Hight enhances his usual theme for several impressive pieces which feature dilapidated buildings, here suggesting that the short span of human life will eventually be overwhelmed by nature. These latter pieces include perhaps the artist’s most calm and romanticised image, the solitary empty boat of "Rakiura".

Elemental Armour: Moana, by Savannah Kerekere.
Elemental Armour: Moana, by Savannah Kerekere.
"Honohono", Tūhura Otago Museum

"Honohono", at Tūhura Otago Museum, addresses similar themes to Hight’s, while offering hope in the form of traditional practice.

The exhibition draws together peoples from across the Pacific, of many descents and whakapapa. In a selection of works across several media, we enter an immersive space in which to focus our thoughts on the world and what it needs from us. While many in the west have become detached from a connectedness with nature, a return to the ancient wisdom of actually listening to the world — as is common in traditional cultures worldwide — offers us an opportunity to reconnect, to feel, and to heal.

Though there is an (understandable) slight preachy element to one or two of the works, the overall impression created by the exhibition is simultaneously meditative and empowering. Video works such as Craig Cliff’s poetic Titiwai and Ellen Murray’s more cynical Welcome to New Zealand sit alongside the warming stripes of Pam McKinlay and the Mandaweavians woven Green Washing.

Virginia M Gautusa’s photojournalistic work reflects powerfully on how climate change disproportionately affects those least able to cope with it, and Savannah Kerekere’s Elemental Armour provides protective wear for the personification of the earth. This last series of powerful bodices for Papatūānuku is accompanied by a digital extension viewable on cellphone via a QR code.

Sun Haiku, by Neil Cameron.
Sun Haiku, by Neil Cameron.
"Turning Leaves", Neil Cameron

(Koru Art)

Neil Cameron’s Turning Leaves is an exhibition of photographs initially taken to accompany a series of short poems by Ani Kunzang, a Buddhist nun, published in book form as "Turning leaves: Poems of impermanence and beauty". The poems are impressionistic pieces, celebrating the ephemeral nature of beauty and the inevitable passing of the moment.

Cameron responds to this passing glimpse of creation with a series of heady, heavily blurred landscapes, the vistas reduced to a hazy array of colours and bearing little indication of their subject. The aim in this is to use the images as a metaphor for the impossibility of grasping the true nature of reality, our senses providing only a rudimentary approximation of the world around us.

The resulting works become only a sense of landscape, a scene lost in the humming air of our interpretations.
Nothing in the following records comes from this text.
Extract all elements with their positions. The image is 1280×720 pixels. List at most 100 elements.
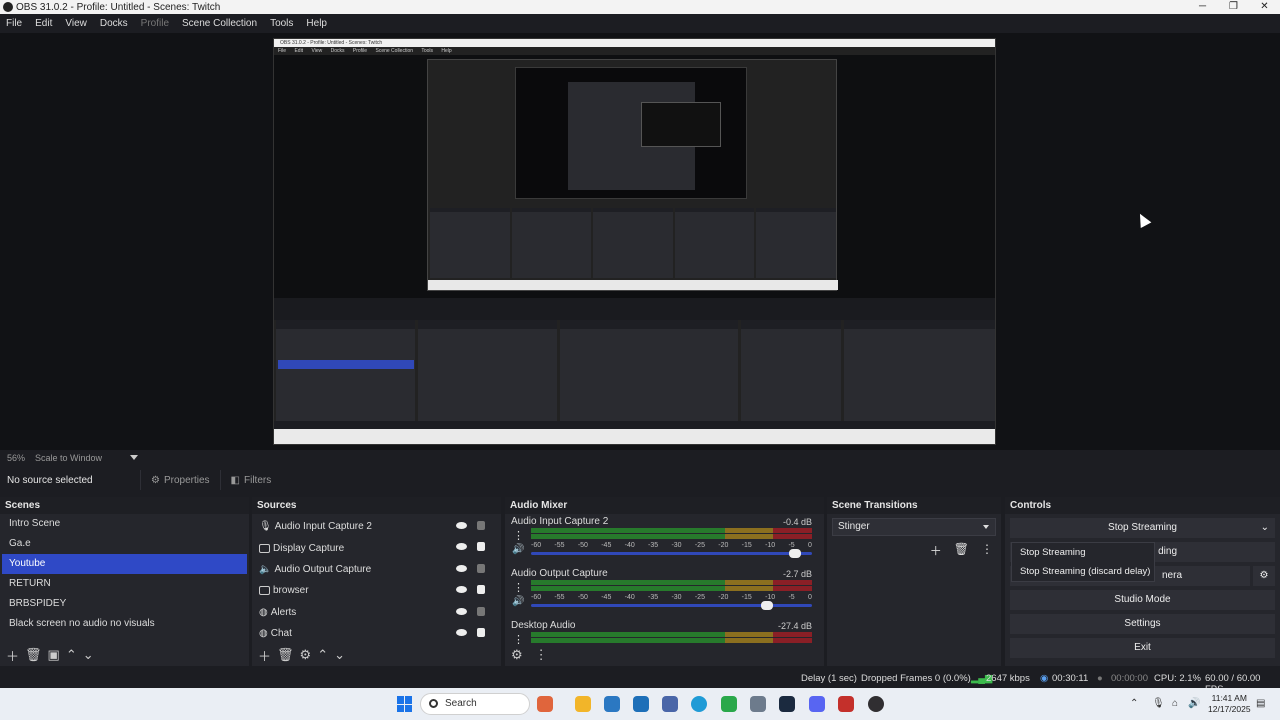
monitor-icon: [259, 543, 270, 553]
advanced-audio-icon[interactable]: ⚙: [511, 647, 523, 663]
properties-button[interactable]: ⚙ Properties: [140, 470, 220, 490]
visibility-eye-icon[interactable]: [456, 607, 467, 615]
volume-knob[interactable]: [760, 601, 773, 610]
volume-slider[interactable]: [531, 549, 812, 558]
file-explorer-icon[interactable]: [575, 696, 591, 712]
speaker-icon[interactable]: 🔊: [512, 544, 524, 555]
menu-edit[interactable]: Edit: [35, 18, 52, 29]
exit-button[interactable]: Exit: [1010, 638, 1275, 658]
move-up-icon[interactable]: ⌃: [66, 647, 77, 663]
tray-chevron-icon[interactable]: ⌃: [1130, 698, 1138, 709]
network-icon[interactable]: ⌂: [1172, 698, 1178, 709]
lock-icon[interactable]: [477, 585, 485, 595]
menu-file[interactable]: File: [6, 18, 22, 29]
obs-taskbar-icon[interactable]: [868, 696, 884, 712]
widgets-icon[interactable]: [537, 696, 553, 712]
taskbar-clock[interactable]: 11:41 AM 12/17/2025: [1208, 693, 1251, 715]
virtual-camera-settings-button[interactable]: ⚙: [1253, 566, 1275, 586]
preview-canvas[interactable]: OBS 31.0.2 - Profile: Untitled - Scenes:…: [0, 33, 1280, 450]
lock-icon[interactable]: [477, 627, 485, 637]
chevron-down-icon[interactable]: ⌄: [1261, 518, 1269, 538]
source-item[interactable]: 🎙 Audio Input Capture 2: [252, 516, 501, 537]
unlock-icon[interactable]: [477, 563, 485, 573]
speaker-icon[interactable]: 🔊: [512, 596, 524, 607]
studio-mode-button[interactable]: Studio Mode: [1010, 590, 1275, 610]
scene-item[interactable]: Ga.e: [2, 534, 247, 554]
menu-item-stop-streaming[interactable]: Stop Streaming: [1012, 543, 1154, 562]
remove-source-icon[interactable]: 🗑: [277, 647, 294, 663]
filters-button[interactable]: ◧ Filters: [219, 470, 282, 490]
move-down-icon[interactable]: ⌄: [83, 647, 94, 663]
move-down-icon[interactable]: ⌄: [334, 647, 345, 663]
microphone-tray-icon[interactable]: 🎙: [1152, 698, 1165, 709]
scale-dropdown-icon[interactable]: [130, 455, 139, 460]
add-scene-icon[interactable]: ＋: [6, 646, 19, 665]
unlock-icon[interactable]: [477, 521, 485, 530]
visibility-eye-icon[interactable]: [456, 543, 467, 551]
visibility-eye-icon[interactable]: [456, 564, 467, 572]
recording-label: ding: [1158, 546, 1177, 557]
lock-icon[interactable]: [477, 542, 485, 552]
outlook-icon[interactable]: [633, 696, 649, 712]
discord-icon[interactable]: [809, 696, 825, 712]
more-options-icon[interactable]: ⋮: [513, 581, 524, 594]
source-item[interactable]: ◍ Alerts: [252, 602, 501, 623]
visibility-eye-icon[interactable]: [456, 628, 467, 636]
volume-knob[interactable]: [788, 549, 801, 558]
transition-select[interactable]: Stinger: [832, 518, 996, 536]
scene-item[interactable]: BRBSPIDEY: [2, 594, 247, 614]
scenes-dock: Scenes Intro Scene Ga.e Youtube RETURN B…: [0, 497, 249, 666]
source-item[interactable]: ◍ Chat: [252, 623, 501, 644]
stop-streaming-button[interactable]: Stop Streaming ⌄: [1010, 518, 1275, 538]
unlock-icon[interactable]: [477, 606, 485, 616]
taskbar-search[interactable]: Search: [420, 693, 530, 715]
volume-icon[interactable]: 🔊: [1188, 698, 1200, 709]
close-button[interactable]: ✕: [1249, 0, 1280, 14]
add-transition-icon[interactable]: ＋: [930, 542, 942, 559]
windows-start-icon[interactable]: [397, 696, 413, 712]
sources-list: 🎙 Audio Input Capture 2 Display Capture …: [252, 514, 501, 644]
scene-item[interactable]: Black screen no audio no visuals: [2, 614, 247, 634]
minimize-button[interactable]: ─: [1187, 0, 1218, 14]
settings-gear-icon[interactable]: [750, 696, 766, 712]
scene-filters-icon[interactable]: ▣: [48, 647, 60, 663]
notifications-icon[interactable]: ▤: [1256, 698, 1265, 709]
source-item[interactable]: 🔈 Audio Output Capture: [252, 559, 501, 580]
add-source-icon[interactable]: ＋: [258, 646, 271, 665]
xbox-icon[interactable]: [721, 696, 737, 712]
transition-menu-icon[interactable]: ⋮: [981, 542, 993, 559]
source-item[interactable]: browser: [252, 580, 501, 601]
edge-icon[interactable]: [691, 696, 707, 712]
scene-item[interactable]: Intro Scene: [2, 514, 247, 534]
move-up-icon[interactable]: ⌃: [317, 647, 328, 663]
menu-tools[interactable]: Tools: [270, 18, 293, 29]
scene-item[interactable]: RETURN: [2, 574, 247, 594]
mixer-menu-icon[interactable]: ⋮: [535, 647, 548, 663]
more-options-icon[interactable]: ⋮: [513, 529, 524, 542]
remove-scene-icon[interactable]: 🗑: [25, 647, 42, 663]
scale-mode[interactable]: Scale to Window: [35, 453, 102, 463]
menu-item-stop-streaming-discard[interactable]: Stop Streaming (discard delay): [1012, 562, 1154, 581]
menu-help[interactable]: Help: [306, 18, 327, 29]
visibility-eye-icon[interactable]: [456, 586, 467, 594]
remove-transition-icon[interactable]: 🗑: [954, 542, 969, 559]
volume-slider[interactable]: [531, 601, 812, 610]
app-icon[interactable]: [662, 696, 678, 712]
menu-docks[interactable]: Docks: [100, 18, 128, 29]
tick: -50: [577, 594, 588, 601]
menu-scene-collection[interactable]: Scene Collection: [182, 18, 257, 29]
source-item[interactable]: Display Capture: [252, 537, 501, 558]
steam-icon[interactable]: [779, 696, 795, 712]
media-app-icon[interactable]: [838, 696, 854, 712]
scene-item-selected[interactable]: Youtube: [2, 554, 247, 574]
globe-icon: ◍: [259, 628, 268, 640]
settings-button[interactable]: Settings: [1010, 614, 1275, 634]
cpu-usage: CPU: 2.1%: [1154, 673, 1201, 684]
visibility-eye-icon[interactable]: [456, 522, 467, 529]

The land becomes an array of soft-edged colour field forms, more reminiscent of Mark Rothko than of Ansel Adams. The images are calm and meditative, while ultimately being unanswerable puzzles. Dark shapes loom from bands of sandy yellow and deep sky blue, unknowable forms that we must interpret in the same limited, imperfect way that we subconsciously interpret the ultimately unknowable nature of the universe.